Um estagiário de pós-graduação em Direito do Ministério Público do Paraná (MP-PR) perdeu o cargo após oferecer serviços de advocacia a um empresário acusado de violência doméstica em troca de mensalidades gratuitas em uma academia.
Segundo o MP-PR, o rapaz atuava na Promotoria de Justiça de Pitanga, na região central do Paraná, e tinha acesso a documentos sigilosos do caso. Em mensagens enviadas ao investigado, ele afirmou que a mãe, que é advogada, poderia assumir a defesa do processo em troca dos treinos dele e de outra pessoa.
“Esse mês meu carro estragou e estou bem apertado nas contas”, escreveu o então estagiário ao fazer a proposta.
Conversas revelaram orientação ao acusado
Nas mensagens, o rapaz também orientou o empresário a contratar um advogado particular. Além disso, afirmou que a vítima não teria provas suficientes para sustentar as acusações.

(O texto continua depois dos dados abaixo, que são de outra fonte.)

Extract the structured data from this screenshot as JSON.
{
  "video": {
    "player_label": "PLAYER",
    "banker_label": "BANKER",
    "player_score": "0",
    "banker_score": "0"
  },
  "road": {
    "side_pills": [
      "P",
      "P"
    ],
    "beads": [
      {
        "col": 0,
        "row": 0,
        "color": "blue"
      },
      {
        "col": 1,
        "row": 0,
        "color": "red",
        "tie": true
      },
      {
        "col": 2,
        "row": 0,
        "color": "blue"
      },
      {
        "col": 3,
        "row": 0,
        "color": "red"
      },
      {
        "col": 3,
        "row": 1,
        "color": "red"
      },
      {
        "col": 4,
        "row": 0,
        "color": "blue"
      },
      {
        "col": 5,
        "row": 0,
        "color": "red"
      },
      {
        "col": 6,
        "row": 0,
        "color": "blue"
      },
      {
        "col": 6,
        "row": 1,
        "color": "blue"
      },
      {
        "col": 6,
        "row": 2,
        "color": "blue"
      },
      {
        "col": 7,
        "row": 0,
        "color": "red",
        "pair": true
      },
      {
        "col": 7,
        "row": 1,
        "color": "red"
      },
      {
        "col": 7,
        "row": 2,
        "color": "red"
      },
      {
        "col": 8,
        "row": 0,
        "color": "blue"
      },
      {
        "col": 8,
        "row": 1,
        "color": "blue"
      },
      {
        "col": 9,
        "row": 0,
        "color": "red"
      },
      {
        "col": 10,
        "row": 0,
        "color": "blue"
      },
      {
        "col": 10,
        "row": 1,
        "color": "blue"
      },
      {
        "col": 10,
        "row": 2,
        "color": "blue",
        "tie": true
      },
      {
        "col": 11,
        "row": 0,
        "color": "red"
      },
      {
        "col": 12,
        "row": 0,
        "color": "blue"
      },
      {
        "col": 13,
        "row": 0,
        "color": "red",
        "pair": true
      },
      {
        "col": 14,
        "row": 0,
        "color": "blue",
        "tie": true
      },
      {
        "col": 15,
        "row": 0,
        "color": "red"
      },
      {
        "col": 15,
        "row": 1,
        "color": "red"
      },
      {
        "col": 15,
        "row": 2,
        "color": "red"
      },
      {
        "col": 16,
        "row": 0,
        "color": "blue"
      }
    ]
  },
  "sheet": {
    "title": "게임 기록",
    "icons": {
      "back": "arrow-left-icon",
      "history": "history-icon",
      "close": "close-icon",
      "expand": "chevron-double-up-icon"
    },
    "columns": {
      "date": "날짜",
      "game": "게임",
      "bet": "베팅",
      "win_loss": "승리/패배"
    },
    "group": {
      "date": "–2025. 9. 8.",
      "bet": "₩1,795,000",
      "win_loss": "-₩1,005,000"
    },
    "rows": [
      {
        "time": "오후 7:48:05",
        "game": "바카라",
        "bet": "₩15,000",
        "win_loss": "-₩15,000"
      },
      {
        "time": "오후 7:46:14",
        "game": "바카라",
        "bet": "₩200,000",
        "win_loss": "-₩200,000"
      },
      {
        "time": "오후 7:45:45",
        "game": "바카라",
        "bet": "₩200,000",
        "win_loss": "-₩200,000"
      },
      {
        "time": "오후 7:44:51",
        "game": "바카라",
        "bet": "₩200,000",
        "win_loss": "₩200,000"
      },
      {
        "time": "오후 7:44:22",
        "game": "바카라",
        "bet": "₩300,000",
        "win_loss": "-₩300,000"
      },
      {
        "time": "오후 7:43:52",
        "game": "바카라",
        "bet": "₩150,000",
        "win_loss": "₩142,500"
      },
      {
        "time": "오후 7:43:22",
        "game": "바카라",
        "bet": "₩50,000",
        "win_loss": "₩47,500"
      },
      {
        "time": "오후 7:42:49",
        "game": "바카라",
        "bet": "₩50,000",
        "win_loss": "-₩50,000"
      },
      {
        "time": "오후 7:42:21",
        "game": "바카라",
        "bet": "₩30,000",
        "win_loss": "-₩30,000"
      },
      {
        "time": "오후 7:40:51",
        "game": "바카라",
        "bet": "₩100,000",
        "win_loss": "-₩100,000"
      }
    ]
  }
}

“Se você provar que ela está descumprindo as medidas é absolvição na certa”, escreveu em uma das conversas.
O caso veio à tona após a vítima ficar com o celular do ex-marido depois da separação. Ao acessar o aparelho, ela encontrou as mensagens trocadas com o estagiário.
De acordo com o Ministério Público, o jovem tentou captar cliente para o escritório da mãe. Além disso, deu a entender que sua atuação na promotoria poderia favorecer o investigado durante o andamento do processo.
Demissão e denúncia criminal
O estagiário trabalhava no MP-PR desde janeiro deste ano. No entanto, a instituição o desligou no mesmo dia em que tomou conhecimento do caso, em 5 de março de 2026.
Na quarta-feira (27), o Ministério Público apresentou denúncia pelos crimes de corrupção passiva, fraude processual e violação de sigilo funcional. Segundo o órgão, ele também tentou apagar as mensagens trocadas com o acusado.
Além disso, o MP informou que não ofereceu acordo de não persecução penal. A instituição justificou a decisão pela gravidade dos fatos e pelo comprometimento da confiança dentro da Promotoria de Justiça.
O nome do ex-estagiário não foi divulgado porque o processo tramita sob sigilo judicial.
Mensagem enviada ao acusado
Na conversa, o estagiário ofereceu os serviços da mãe, que atua como advogada, e sugeriu uma troca por mensalidades da academia.
“Boa tarde, mestre, tudo bem? (…) Conversei com ela e ela aceitou acompanhar seu processo, e a forma de pagamento seriam as nossas mensalidades do treino (…)”.
Ele também avaliou o caso e orientou o acusado sobre a estratégia de defesa.
“Pelo que vi nos autos não tem provas nenhuma do que ela alega, e se você provar que ela está descumprindo as medidas é absolvição na certa”, afirmou.